A new million-dollar scholarship will now provide researchers, innovators and entrepreneurs in Australia and India with top-notch guidance and academic support. The $3 million Melbourne-India postgraduate programme will link Melbourne University with Indian Institute of Science Bangalore and the Indian Institutes of Technology of Kanpur and Madras.

Sixteen PhD scholarships will be provided over the next three years under this programme launched at Australia Innovation Showcase on Monday.

The event brings the largest ever group of Australian researchers and academics from Melbourne University, University of New South Wales, University of Sydney, Deakin University, Monash University and University of Wollongong, among others, here to demonstrate the southern nation’s research, innovation and technological credentials before leading Indian industry figures.

MU vice-chancellor professor Glyn Davis said the new programme is a valuable addition to the university’s extensive scholarship offering. “By enabling students from India and Australia to undertake joint research of highest quality, we are confident the programme will address shared global challenges in areas of environmental, societal and technological need… Beyond this, we are excited that the programme will give students the opportunity to contribute to the development of education, cultural and industry links between both countries,” he said.

The programme will officially commence from 2014 and will be open to PhD students enrolled at MU, to be co-supervised by faculty of IIT Kanpur, IIT Madras or IISc.
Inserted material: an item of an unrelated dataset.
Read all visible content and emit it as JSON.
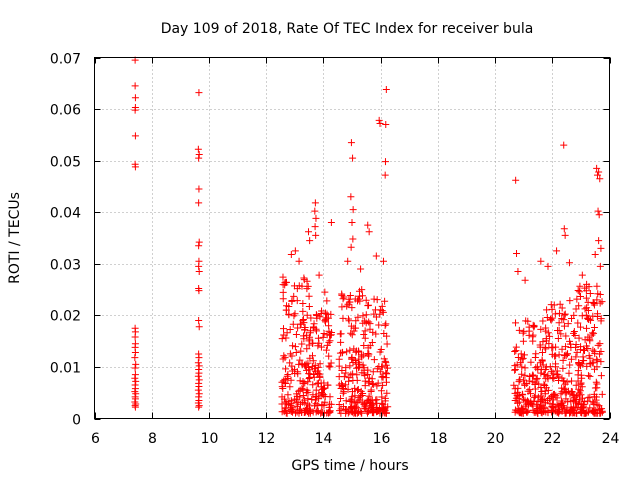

Alternatively, students enrolled in any one of the three Indian institutions will have access to co-supervision by MU academics.

Director of IIT-K professor Indranil Manna said the initiative would bring the world’s leading institutions together. “The faculty at IIT Kanpur has always advocated and encouraged inter-disciplinary and inter-institutional collaboration and cooperation in all areas of mutual interest in science and engineering. Such programmes not only contribute to diversity on campus but also help build bridges across geographical borders,” professor Manna said.